Hi,
I am currently evaluating (and have no further experience so far) the ELK stack.
I am wondering if it would be possible to import data from multiple dynamic created MariaDB databases into Elasticsearch.
Short backgrond, we have a multi-tenant application where for each of our customer the data is kept in a separate database. So whenever a new customer comes, a new database is created. The available customers are managed in a central database.
What I want to do now is, fetch the available Customer (can go into the thousands) on the input and then enrich with data from the customers respective database. The databases of the customers do all look the same.
So what I did try to achieve this was:
input {
jdbc {
jdbc_connection_string => "jdbc:mariadb://127.0.0.1:3306/eg_test?sessionVariables=sql_mode=ANSI_QUOTES"
jdbc_user => "user"
jdbc_password => "secret"
jdbc_driver_library => "/dataservice/mariadb-java-client-2.7.4.jar"
jdbc_driver_class => "org.mariadb.jdbc.Driver"
jdbc_page_size => 200000
jdbc_paging_enabled => true
statement => "SELECT
customer
FROM eg_test.customers"
}
}
filter {
jdbc_streaming {
jdbc_connection_string => "jdbc:mariadb://127.0.0.1:3306/db_%{[customer]}?sessionVariables=sql_mode=ANSI_QUOTES"
jdbc_user => "user"
jdbc_password => "secret"
jdbc_driver_library => "/dataservice/mariadb-java-client-2.7.4.jar"
jdbc_driver_class => "org.mariadb.jdbc.Driver"
statement => "SELECT
data,
COUNT(something) AS cnt
FROM customer_table
WHERE ctime >= UNIX_TIMESTAMP('${START_DATE}')
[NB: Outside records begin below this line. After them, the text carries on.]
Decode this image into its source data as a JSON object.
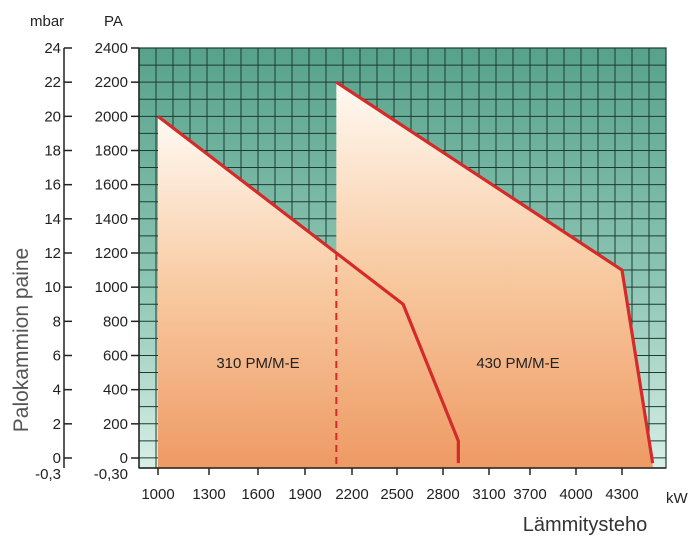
{
  "chart_data": {
    "type": "area",
    "title": "",
    "xlabel": "Lämmitysteho",
    "x_unit": "kW",
    "ylabel": "Palokammion paine",
    "y_unit_left": "mbar",
    "y_unit_right": "PA",
    "x_ticks": [
      "1000",
      "1300",
      "1600",
      "1900",
      "2200",
      "2500",
      "2800",
      "3100",
      "3700",
      "4000",
      "4300"
    ],
    "y_ticks_mbar": [
      "-0,3",
      "0",
      "2",
      "4",
      "6",
      "8",
      "10",
      "12",
      "14",
      "16",
      "18",
      "20",
      "22",
      "24"
    ],
    "y_ticks_pa": [
      "-0,30",
      "0",
      "200",
      "400",
      "600",
      "800",
      "1000",
      "1200",
      "1400",
      "1600",
      "1800",
      "2000",
      "2200",
      "2400"
    ],
    "grid": true,
    "series": [
      {
        "name": "310 PM/M-E",
        "points": [
          [
            1000,
            2000
          ],
          [
            2100,
            1200
          ],
          [
            2540,
            900
          ],
          [
            2900,
            100
          ],
          [
            2900,
            -30
          ]
        ]
      },
      {
        "name": "430 PM/M-E",
        "points": [
          [
            2100,
            2200
          ],
          [
            4300,
            1100
          ],
          [
            4500,
            -30
          ]
        ]
      }
    ],
    "boundary_dashed_x": 2100,
    "colors": {
      "line": "#d42a2a",
      "grid_bg": "#5ea890",
      "fill_top": "#fff8ef",
      "fill_bottom": "#f0a06c"
    }
  }
}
AND ctime < UNIX_TIMESTAMP('${END_DATE}')
GROUP BY data"
parameters => { "customer" => "[customer]"}
target => "data"
}
}
output {
# Add to the elastic search index
elasticsearch {
"hosts" => "127.0.0.1:9200"
"index" => "customer_data_test"
}
}
Tough this fails as the jdbc_streaming plugin is unable to resolve the field reference "%{[customer]}" in the jdbc_connection_string .
The error I get back is:
DatabaseConnectionError: Java::JavaSql::SQLSyntaxErrorException: Could not connect to address=(host=127.0.0.1)(port=3306)(type=master) : (conn=165) Unknown database 'db_%{[customer]}'>
So is there a possibility to do this?
The other way I could think of is, create the logstash config dynamically with another script and add each database as input. But would this scale with a few thousand customers?
Thanks for any input,
Enrico